My website is officially launched! I announced it on social media and invited people to view it. This is a bit of a leap, because I still have little content up on the site. This blog will continue to grow, as I myself grow in knowledge and make connections with other people. Today marks a humble beginning.

Earth Day and the Celebration of Life

Earth Day celebrates all the myriad forms of life and terrestrial processes on this beautiful planet. The totality of intricate relationships that make up our planetary ecology is mind-boggling. Nonetheless, we humans have the ability to travel the planet and observe, in person, far-flung examples of these many life forms, or to go online and observe them virtually. That is power.
 
Over the several decades of my adult life so far, I too have been blessed with opportunities to travel. In the first snow of winter, I have climbed the peaks of Japan’s Yakushima Island to see Jōmon Sugi, a Cryptomeria tree that is at least 2,000 and possibly as much as 7,000 years old. Macaques cavorted in trees nearby as I began my ascent from sea level.
 
Walking Taiwan’s roads, I have watched kingfishers dart across rushing streams and egrets sway on bamboo in rain. In the lush tropical zone of Southwest China, I have bobbed with happy frogs and hapless giant beetles in a pool fed by monsoon rains. Under vivid alpine light, I have climbed barren Tibetan hillsides topped with prayer flags and looked down upon verdant village fields.
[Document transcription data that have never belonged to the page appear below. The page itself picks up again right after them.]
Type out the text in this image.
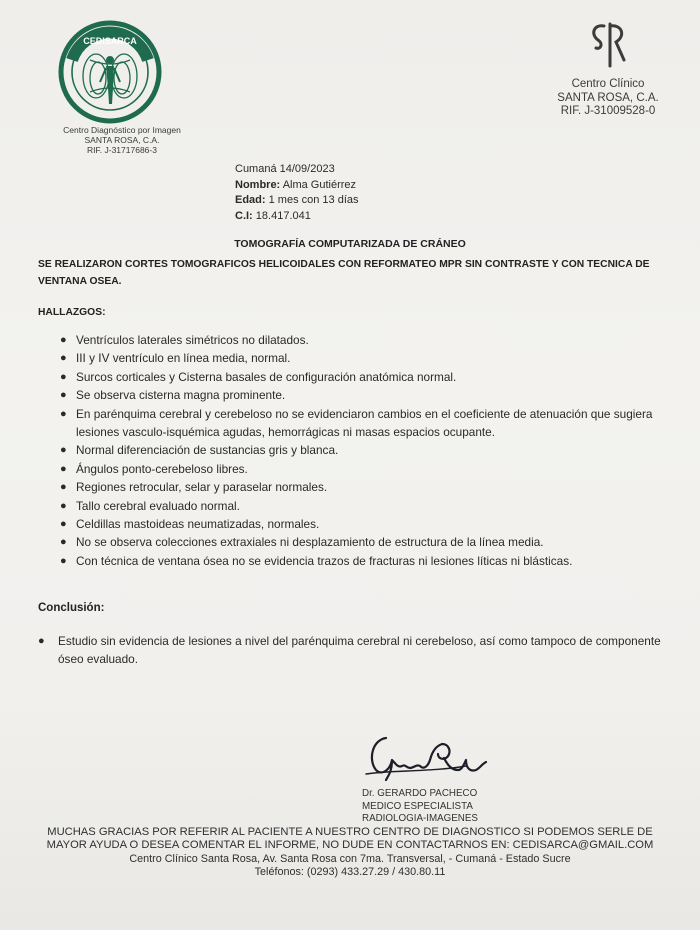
CEDISARCA
Centro Diagnóstico por Imagen
SANTA ROSA, C.A.
RIF. J-31717686-3
Centro Clínico
SANTA ROSA, C.A.
RIF. J-31009528-0
Cumaná 14/09/2023
Nombre: Alma Gutiérrez
Edad: 1 mes con 13 días
C.I: 18.417.041
TOMOGRAFÍA COMPUTARIZADA DE CRÁNEO
SE REALIZARON CORTES TOMOGRAFICOS HELICOIDALES CON REFORMATEO MPR SIN CONTRASTE Y CON TECNICA DE VENTANA OSEA.
HALLAZGOS:
● Ventrículos laterales simétricos no dilatados.
● III y IV ventrículo en línea media, normal.
● Surcos corticales y Cisterna basales de configuración anatómica normal.
● Se observa cisterna magna prominente.
● En parénquima cerebral y cerebeloso no se evidenciaron cambios en el coeficiente de atenuación que sugiera lesiones vasculo-isquémica agudas, hemorrágicas ni masas espacios ocupante.
● Normal diferenciación de sustancias gris y blanca.
● Ángulos ponto-cerebeloso libres.
● Regiones retrocular, selar y paraselar normales.
● Tallo cerebral evaluado normal.
● Celdillas mastoideas neumatizadas, normales.
● No se observa colecciones extraxiales ni desplazamiento de estructura de la línea media.
● Con técnica de ventana ósea no se evidencia trazos de fracturas ni lesiones líticas ni blásticas.
Conclusión:
● Estudio sin evidencia de lesiones a nivel del parénquima cerebral ni cerebeloso, así como tampoco de componente óseo evaluado.
Dr. GERARDO PACHECO
MEDICO ESPECIALISTA
RADIOLOGIA-IMAGENES
MUCHAS GRACIAS POR REFERIR AL PACIENTE A NUESTRO CENTRO DE DIAGNOSTICO SI PODEMOS SERLE DE
MAYOR AYUDA O DESEA COMENTAR EL INFORME, NO DUDE EN CONTACTARNOS EN: CEDISARCA@GMAIL.COM
Centro Clínico Santa Rosa, Av. Santa Rosa con 7ma. Transversal, - Cumaná - Estado Sucre
Teléfonos: (0293) 433.27.29 / 430.80.11
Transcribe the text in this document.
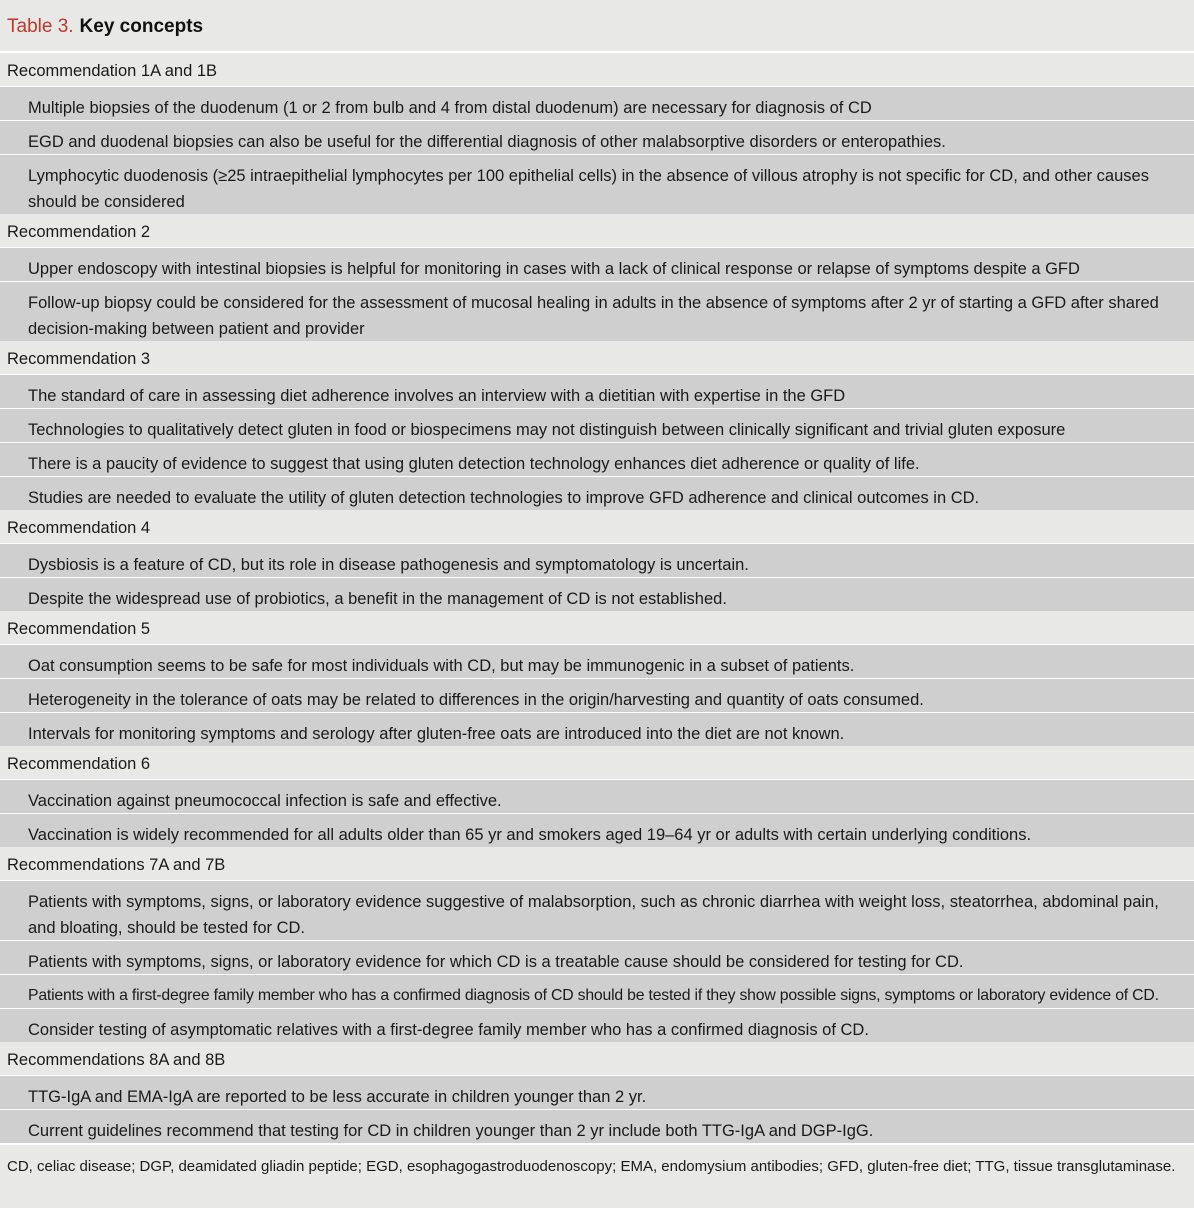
Table 3. Key concepts
Recommendation 1A and 1B
Multiple biopsies of the duodenum (1 or 2 from bulb and 4 from distal duodenum) are necessary for diagnosis of CD
EGD and duodenal biopsies can also be useful for the differential diagnosis of other malabsorptive disorders or enteropathies.
Lymphocytic duodenosis (≥25 intraepithelial lymphocytes per 100 epithelial cells) in the absence of villous atrophy is not specific for CD, and other causes should be considered
Recommendation 2
Upper endoscopy with intestinal biopsies is helpful for monitoring in cases with a lack of clinical response or relapse of symptoms despite a GFD
Follow-up biopsy could be considered for the assessment of mucosal healing in adults in the absence of symptoms after 2 yr of starting a GFD after shared decision-making between patient and provider
Recommendation 3
The standard of care in assessing diet adherence involves an interview with a dietitian with expertise in the GFD
Technologies to qualitatively detect gluten in food or biospecimens may not distinguish between clinically significant and trivial gluten exposure
There is a paucity of evidence to suggest that using gluten detection technology enhances diet adherence or quality of life.
Studies are needed to evaluate the utility of gluten detection technologies to improve GFD adherence and clinical outcomes in CD.
Recommendation 4
Dysbiosis is a feature of CD, but its role in disease pathogenesis and symptomatology is uncertain.
Despite the widespread use of probiotics, a benefit in the management of CD is not established.
Recommendation 5
Oat consumption seems to be safe for most individuals with CD, but may be immunogenic in a subset of patients.
Heterogeneity in the tolerance of oats may be related to differences in the origin/harvesting and quantity of oats consumed.
Intervals for monitoring symptoms and serology after gluten-free oats are introduced into the diet are not known.
Recommendation 6
Vaccination against pneumococcal infection is safe and effective.
Vaccination is widely recommended for all adults older than 65 yr and smokers aged 19–64 yr or adults with certain underlying conditions.
Recommendations 7A and 7B
Patients with symptoms, signs, or laboratory evidence suggestive of malabsorption, such as chronic diarrhea with weight loss, steatorrhea, abdominal pain, and bloating, should be tested for CD.
Patients with symptoms, signs, or laboratory evidence for which CD is a treatable cause should be considered for testing for CD.
Patients with a first-degree family member who has a confirmed diagnosis of CD should be tested if they show possible signs, symptoms or laboratory evidence of CD.
Consider testing of asymptomatic relatives with a first-degree family member who has a confirmed diagnosis of CD.
Recommendations 8A and 8B
TTG-IgA and EMA-IgA are reported to be less accurate in children younger than 2 yr.
Current guidelines recommend that testing for CD in children younger than 2 yr include both TTG-IgA and DGP-IgG.
CD, celiac disease; DGP, deamidated gliadin peptide; EGD, esophagogastroduodenoscopy; EMA, endomysium antibodies; GFD, gluten-free diet; TTG, tissue transglutaminase.
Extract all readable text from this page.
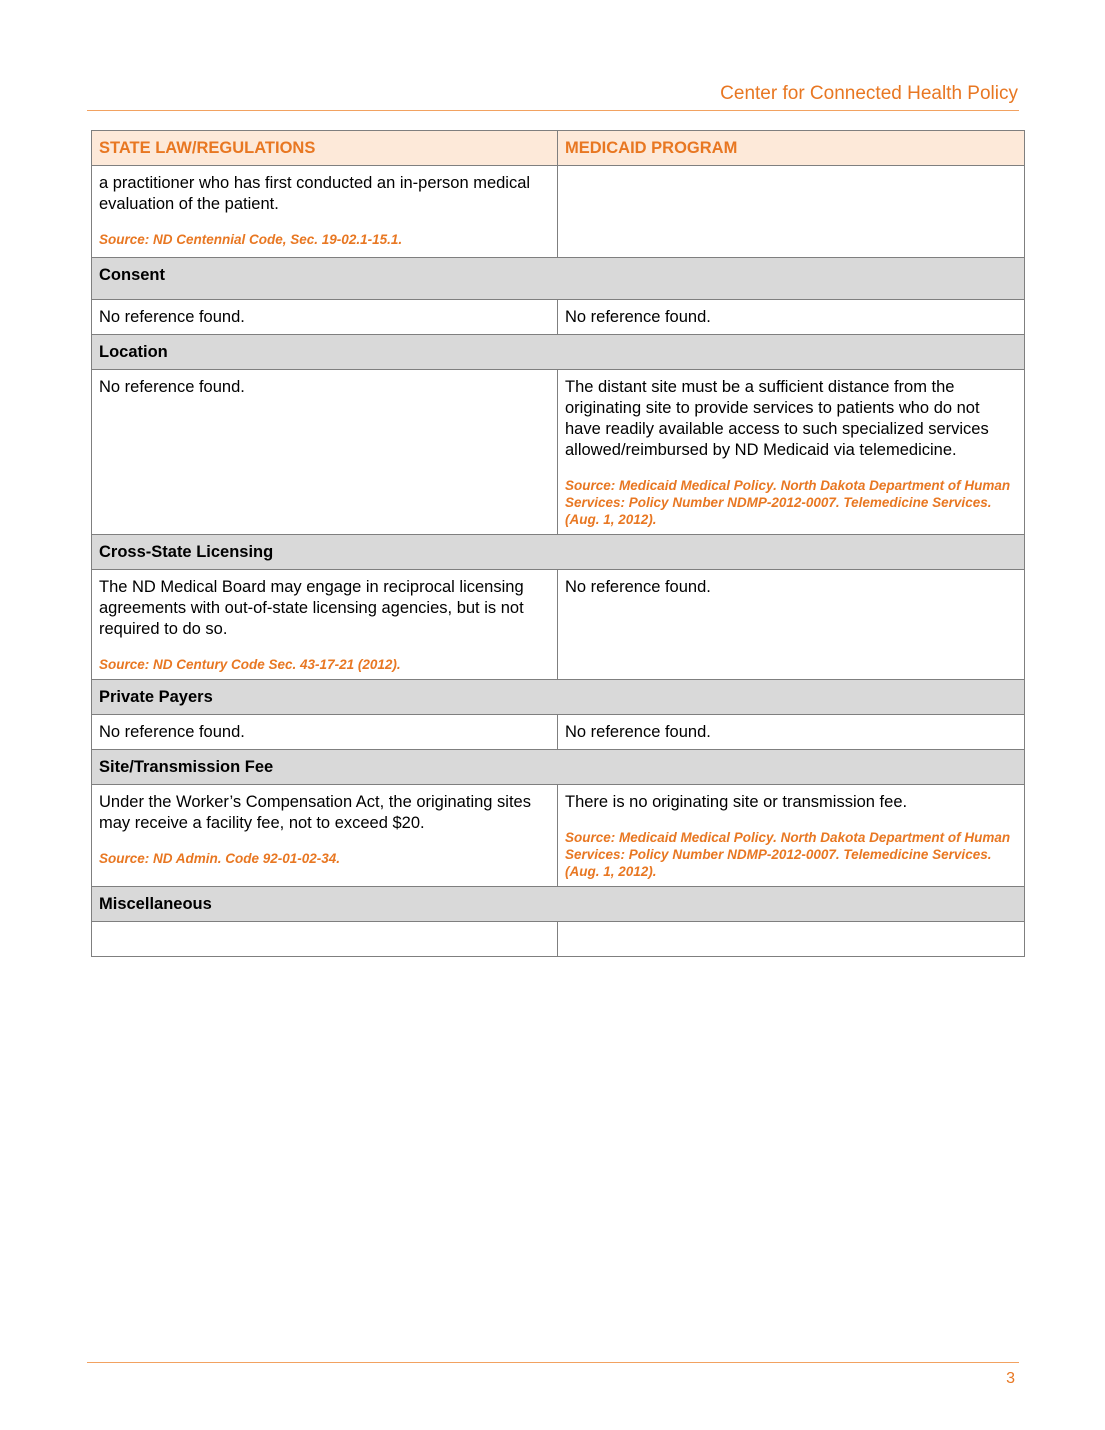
Center for Connected Health Policy
STATE LAW/REGULATIONS	MEDICAID PROGRAM

a practitioner who has first conducted an in-person medical evaluation of the patient.

Source: ND Centennial Code, Sec. 19-02.1-15.1.	

Consent	

No reference found.	No reference found.

Location	

No reference found.	The distant site must be a sufficient distance from the originating site to provide services to patients who do not have readily available access to such specialized services allowed/reimbursed by ND Medicaid via telemedicine.

Source: Medicaid Medical Policy. North Dakota Department of Human Services: Policy Number NDMP-2012-0007. Telemedicine Services. (Aug. 1, 2012).

Cross-State Licensing	

The ND Medical Board may engage in reciprocal licensing agreements with out-of-state licensing agencies, but is not required to do so.

Source: ND Century Code Sec. 43-17-21 (2012).	No reference found.

Private Payers	

No reference found.	No reference found.

Site/Transmission Fee	

Under the Worker’s Compensation Act, the originating sites may receive a facility fee, not to exceed $20.

Source: ND Admin. Code 92-01-02-34.	There is no originating site or transmission fee.

Source: Medicaid Medical Policy. North Dakota Department of Human Services: Policy Number NDMP-2012-0007. Telemedicine Services. (Aug. 1, 2012).

Miscellaneous	

3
A break in storm clouds forms a rainbow over a cultivated hillside. Xishuangbanna, China, 2005. 

Abo leads me across a log bridge into a forest that no longer exists today. Xishuangbanna, China, 2005. 

The Value of Diversity

These and so many other scenes have impressed upon me the value of diversity. Life manifests in a multitude of ways. We need this diversity. Diversity brings stability. Ecological and cultural diversity go hand in hand. We need both. And economic diversity. Diversity is healthy.
 
As we erode ecological diversity, not only do we lose beautiful examples of what life can be, but we also endanger the foundation of relationships that support us. I would wager that ecological, cultural, and economic diversity are interconnected. A loss of economic diversity appears correlated with losses in these other spheres. All of these spheres speak of the integrity of our relationships, or lack thereof.
 
At this point, most of us know a great deal about what is going wrong environmentally. Increasingly, people are talking about loss. Extreme weather events have us talking about climate change. This is familiar territory. We know that our modern ways of living are hurting the planet, but most of us struggle with the problem of what to do about it.
 
Economic priorities tend to cloud our moral compunction. I am guilty of this, too. Earlier in my life, I saw environmental work as integral to my self-identity, but in getting my PhD and discovering how difficult the job market has become, I had to adjust my expectations. This blog is an effort to bring my moral compass back to pointing true North.

The western sky ablaze, as if witness to the burning California forests. Vermont, USA, 2020. 

An autumn maple banishes green from its leaves. Vermont, USA, 2018. 

Ethical Opportunity

Cottage Eco is meant to serve as a broker of ethical opportunity. I bring to this blog a unique set of academic and experiential tools that can help contextualize our options for fixing this breaking world. From ecological anthropology to the history of Chinese religion and to longevity patterns, I have traversed paths of both the inner life of the mind and outer life observed by science. I pledge to share what I know. 
 
Can we reform? Can we fix the world’s problems?
 
We can only try. No one can do the job alone; we must all do our part.

Potted ornamental taro. Taiwan, 2012.